The face of the Afghan National Police (ANP) is changing. More and more women are being recruited to take on the fight against insurgents when Nato forces withdraw in December this year. Their brief is to do the jobs that men can't – in the segregated, strictly religious world of Afghanistan, women can be searched only by women. The Taliban has exploited this in a string of attacks in which men have dressed as women to conceal weapons or to gain entry. One of the worst was on June 22 2012, when 18 people were killed at a hotel at Qargha Lake, a popular tourist resort near Kabul. The Taliban militants emerged from a minivan with machine guns and suicide vests hidden under blue burkas. Not that women are blameless. On September 18 2012 a British woman and eight other civilians were killed by a female suicide bomber near Kabul International Airport.

Five days a week Pari Gul stands at the police checkpoint, amid the din and the fumes, scrutinising the battered Toyota taxis, armour–plated Humvees and Ladas from bygone Soviet days as they barrel past. So far she has found nothing more than pistols and drugs.

'This road is not safe,' she says, speaking through Saman Basir, my translator, a 28–year–old business studies graduate from Kabul University. 'And this checkpoint is one of the most dangerous in Kabul,' she adds. Running from the capital to the city of Jalalabad, 100 miles to the east, the Kabul end of the Jalalabad Road, as it is known, is notorious for terrorist attacks because it is in a neighbourhood of Nato bases and foreign construction companies. (The International Security Assistance Force base at Camp Phoenix is about three miles away; the American military base at Bagram is about 20 miles away.)

At the end of December Pari Gul was a mile from a Taliban car bomb that exploded near Camp Phoenix, killing three Nato soldiers. When we meet, in September, she tells me of other deaths here in the past year: in July a Taliban suicide bomber set off a truck bomb outside a foreign firm that supplied Nato, killing seven people; in December a suicide car bomber hit an American security company, killing two. Not long ago, she says, the Taliban fired at her from the hotel opposite. Being a policewoman edges Pari Gul ever closer to death. The day before we meet, Lt Bibi Negarah (known as Lt Negar), the most senior woman police ofcer in the conservative province of Helmand, died after being shot in the neck by a gunman on a motorbike while walking near the police headquarters in the capital, Lashkar Gah. Her predecessor, Islam Bibi, had been killed on her way to work two months earlier in what the Taliban would characterise as a campaign against working women, especially those in prominent positions. Lt Col Malalai Kakar, Kandahar's deputy commander of police, Afghanistan's highest ranking female police officer and a mother of six, was assassinated by the Taliban as she drove to work on September 28 2008.

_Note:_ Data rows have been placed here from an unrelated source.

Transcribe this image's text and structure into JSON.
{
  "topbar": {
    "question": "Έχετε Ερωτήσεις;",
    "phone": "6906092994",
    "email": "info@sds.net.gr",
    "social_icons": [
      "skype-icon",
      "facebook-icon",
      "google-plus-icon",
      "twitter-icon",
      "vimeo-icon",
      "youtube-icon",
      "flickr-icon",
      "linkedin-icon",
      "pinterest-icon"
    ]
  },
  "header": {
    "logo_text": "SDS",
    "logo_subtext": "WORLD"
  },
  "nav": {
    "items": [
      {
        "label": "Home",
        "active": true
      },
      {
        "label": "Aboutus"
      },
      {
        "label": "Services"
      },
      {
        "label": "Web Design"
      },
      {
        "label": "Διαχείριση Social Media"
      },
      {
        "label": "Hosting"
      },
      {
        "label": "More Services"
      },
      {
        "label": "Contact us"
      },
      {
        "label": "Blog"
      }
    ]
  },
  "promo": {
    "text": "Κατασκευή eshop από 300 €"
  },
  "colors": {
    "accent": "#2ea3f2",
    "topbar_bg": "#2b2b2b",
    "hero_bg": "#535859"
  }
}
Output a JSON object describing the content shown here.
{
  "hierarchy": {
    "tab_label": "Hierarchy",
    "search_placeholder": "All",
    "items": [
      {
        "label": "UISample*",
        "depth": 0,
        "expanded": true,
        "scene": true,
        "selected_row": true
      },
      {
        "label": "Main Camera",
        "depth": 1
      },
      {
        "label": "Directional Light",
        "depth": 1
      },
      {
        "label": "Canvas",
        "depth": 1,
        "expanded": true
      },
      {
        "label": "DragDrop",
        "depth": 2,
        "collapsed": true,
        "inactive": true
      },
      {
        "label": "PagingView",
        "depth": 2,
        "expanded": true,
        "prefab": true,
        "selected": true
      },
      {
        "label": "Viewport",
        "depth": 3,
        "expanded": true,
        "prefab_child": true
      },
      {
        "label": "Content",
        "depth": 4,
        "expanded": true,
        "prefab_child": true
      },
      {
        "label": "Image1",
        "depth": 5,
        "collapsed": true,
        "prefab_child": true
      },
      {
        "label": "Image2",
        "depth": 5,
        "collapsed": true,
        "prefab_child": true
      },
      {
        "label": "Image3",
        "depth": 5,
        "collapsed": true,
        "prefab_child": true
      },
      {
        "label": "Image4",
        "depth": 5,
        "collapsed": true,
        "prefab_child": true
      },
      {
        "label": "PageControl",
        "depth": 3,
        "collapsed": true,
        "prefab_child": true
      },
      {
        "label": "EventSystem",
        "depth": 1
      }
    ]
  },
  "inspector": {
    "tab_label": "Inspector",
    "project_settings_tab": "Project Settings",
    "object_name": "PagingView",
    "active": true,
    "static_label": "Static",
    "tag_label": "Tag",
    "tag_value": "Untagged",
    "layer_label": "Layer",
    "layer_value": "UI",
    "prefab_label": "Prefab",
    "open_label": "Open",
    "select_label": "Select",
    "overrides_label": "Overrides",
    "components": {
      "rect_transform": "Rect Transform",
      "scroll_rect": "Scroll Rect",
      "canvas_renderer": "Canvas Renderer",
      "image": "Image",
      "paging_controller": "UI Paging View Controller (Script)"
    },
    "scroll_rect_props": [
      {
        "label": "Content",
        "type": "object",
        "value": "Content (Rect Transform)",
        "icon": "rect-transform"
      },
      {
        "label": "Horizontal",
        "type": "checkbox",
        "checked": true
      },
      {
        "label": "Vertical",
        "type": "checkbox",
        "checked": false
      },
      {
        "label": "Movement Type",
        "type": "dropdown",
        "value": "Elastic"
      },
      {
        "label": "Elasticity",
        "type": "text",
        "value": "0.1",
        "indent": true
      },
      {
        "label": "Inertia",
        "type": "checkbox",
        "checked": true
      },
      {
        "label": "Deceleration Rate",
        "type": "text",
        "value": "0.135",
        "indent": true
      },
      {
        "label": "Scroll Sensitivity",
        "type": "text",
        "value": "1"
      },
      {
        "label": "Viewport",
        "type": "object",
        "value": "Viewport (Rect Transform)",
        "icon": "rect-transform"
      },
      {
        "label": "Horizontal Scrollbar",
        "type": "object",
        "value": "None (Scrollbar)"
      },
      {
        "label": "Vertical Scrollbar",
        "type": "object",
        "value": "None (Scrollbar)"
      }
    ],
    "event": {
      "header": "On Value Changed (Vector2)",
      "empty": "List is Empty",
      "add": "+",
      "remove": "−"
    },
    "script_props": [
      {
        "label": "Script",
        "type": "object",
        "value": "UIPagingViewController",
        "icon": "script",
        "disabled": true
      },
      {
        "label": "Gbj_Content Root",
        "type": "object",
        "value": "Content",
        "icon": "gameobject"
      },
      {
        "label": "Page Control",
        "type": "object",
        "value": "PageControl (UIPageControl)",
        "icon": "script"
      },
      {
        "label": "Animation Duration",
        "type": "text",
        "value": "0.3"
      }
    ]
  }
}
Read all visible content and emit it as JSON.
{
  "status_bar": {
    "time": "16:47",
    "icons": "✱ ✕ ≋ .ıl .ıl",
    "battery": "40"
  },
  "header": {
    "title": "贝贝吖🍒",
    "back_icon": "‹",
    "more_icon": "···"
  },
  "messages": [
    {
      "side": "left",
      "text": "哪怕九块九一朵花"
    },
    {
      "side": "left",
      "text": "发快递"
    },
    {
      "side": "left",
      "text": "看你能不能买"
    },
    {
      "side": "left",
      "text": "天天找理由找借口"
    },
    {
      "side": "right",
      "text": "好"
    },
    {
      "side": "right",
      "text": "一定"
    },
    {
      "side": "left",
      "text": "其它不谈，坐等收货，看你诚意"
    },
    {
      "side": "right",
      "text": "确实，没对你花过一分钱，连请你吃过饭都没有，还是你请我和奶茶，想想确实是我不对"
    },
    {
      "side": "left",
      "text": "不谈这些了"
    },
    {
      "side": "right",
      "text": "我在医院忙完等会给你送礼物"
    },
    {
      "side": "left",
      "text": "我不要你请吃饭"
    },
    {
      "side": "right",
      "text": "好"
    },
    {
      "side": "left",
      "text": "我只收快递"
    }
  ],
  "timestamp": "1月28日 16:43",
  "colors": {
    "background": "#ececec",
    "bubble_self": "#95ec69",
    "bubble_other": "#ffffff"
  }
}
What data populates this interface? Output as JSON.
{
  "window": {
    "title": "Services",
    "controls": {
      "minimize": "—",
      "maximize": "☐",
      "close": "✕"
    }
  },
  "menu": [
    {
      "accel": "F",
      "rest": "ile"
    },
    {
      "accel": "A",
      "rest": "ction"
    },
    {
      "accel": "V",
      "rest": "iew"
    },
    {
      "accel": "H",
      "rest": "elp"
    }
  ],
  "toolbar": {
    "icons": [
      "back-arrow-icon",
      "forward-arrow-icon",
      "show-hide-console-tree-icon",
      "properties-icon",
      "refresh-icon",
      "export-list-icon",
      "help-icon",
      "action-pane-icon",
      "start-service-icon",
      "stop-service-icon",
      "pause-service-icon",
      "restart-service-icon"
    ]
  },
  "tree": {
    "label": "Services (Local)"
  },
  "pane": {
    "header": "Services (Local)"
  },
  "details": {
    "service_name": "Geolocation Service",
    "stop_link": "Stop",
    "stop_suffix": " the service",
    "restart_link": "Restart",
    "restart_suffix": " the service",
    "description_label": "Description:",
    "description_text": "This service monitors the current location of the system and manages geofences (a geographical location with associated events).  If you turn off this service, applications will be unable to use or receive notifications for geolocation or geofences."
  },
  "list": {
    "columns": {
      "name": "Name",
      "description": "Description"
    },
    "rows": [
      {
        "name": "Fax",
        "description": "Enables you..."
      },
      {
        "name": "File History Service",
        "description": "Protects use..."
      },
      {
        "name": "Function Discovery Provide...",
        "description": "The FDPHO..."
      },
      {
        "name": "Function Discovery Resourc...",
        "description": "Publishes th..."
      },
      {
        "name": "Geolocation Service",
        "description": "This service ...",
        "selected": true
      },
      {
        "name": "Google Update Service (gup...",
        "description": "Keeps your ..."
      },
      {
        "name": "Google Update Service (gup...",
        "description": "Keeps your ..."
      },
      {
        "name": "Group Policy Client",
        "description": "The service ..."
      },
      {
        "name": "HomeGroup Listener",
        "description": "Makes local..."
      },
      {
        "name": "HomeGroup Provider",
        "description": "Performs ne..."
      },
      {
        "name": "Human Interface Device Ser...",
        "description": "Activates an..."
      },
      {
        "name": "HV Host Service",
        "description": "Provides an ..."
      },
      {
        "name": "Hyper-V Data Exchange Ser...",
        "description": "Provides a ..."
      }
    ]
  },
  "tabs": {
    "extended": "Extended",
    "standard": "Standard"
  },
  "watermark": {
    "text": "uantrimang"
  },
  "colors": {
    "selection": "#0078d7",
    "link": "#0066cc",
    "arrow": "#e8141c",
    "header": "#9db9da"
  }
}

And after my visit other policewomen would be killed. Masooma (like many Afghans she used only one name), an officer in Zaranj, Nimruz Province, is now dead. She was shot and killed by gunmen on a motorbike on December 5. Rabia, an officer in southern Helmand, is now dead. She was abducted and killed by Pakistani militants on February 8, while on holiday visiting family in Quetta.

'There are dangers and threats in this job,' Col Jamila Bayaaz, the recently appointed head of Police District 1 in Kabul, a busy shopping area, has admitted. Bayaaz, 50, a mother of five, agrees that the situation for policewomen in Afghanistan – is scary. But she also believes that they are essential. 'This is a chance not just for me, but for the women of Afghanistan,' she has said.

Aren't you afraid that you might be next? I ask Pari Gul. 'I know that my life is not safe and that I am in danger, but I will never step backwards,' she tells me. 'I have to protect my homeland, protect my brothers and sisters.'

Women first began serving in the Afghan police force in 1967, during the reign of Mohammed Zahir Shah, Afghanistan's last king. When the Taliban took power in 1996, women were prohibited from working, with the exception of doctors and nurses (later the Taliban would discover that they didn't have enough qualified workers and had to use former employees, even women). The Taliban was overthrown by American and allied troops in 2001 and driven out of Kabul as part of the War on Terror launched after the World Trade Center attacks. But peace was brief. Insurgents now include the Taliban and Hezbi Islami, an Islamic rebel group.

Violent attacks are now so regular in Afghanistan that people have come to think of them as normal. In a single day in September, for example, 35 people were killed (soldiers, police and civilians), 41 were wounded and six were kidnapped, according to the National Police Coordination Centre, the unit in the Afghan Ministry of Interior that monitors and collates public incidents and police operations across Afghanistan. These figures are 'high but not unique', according to a spokesman from one Kabul–based security firm.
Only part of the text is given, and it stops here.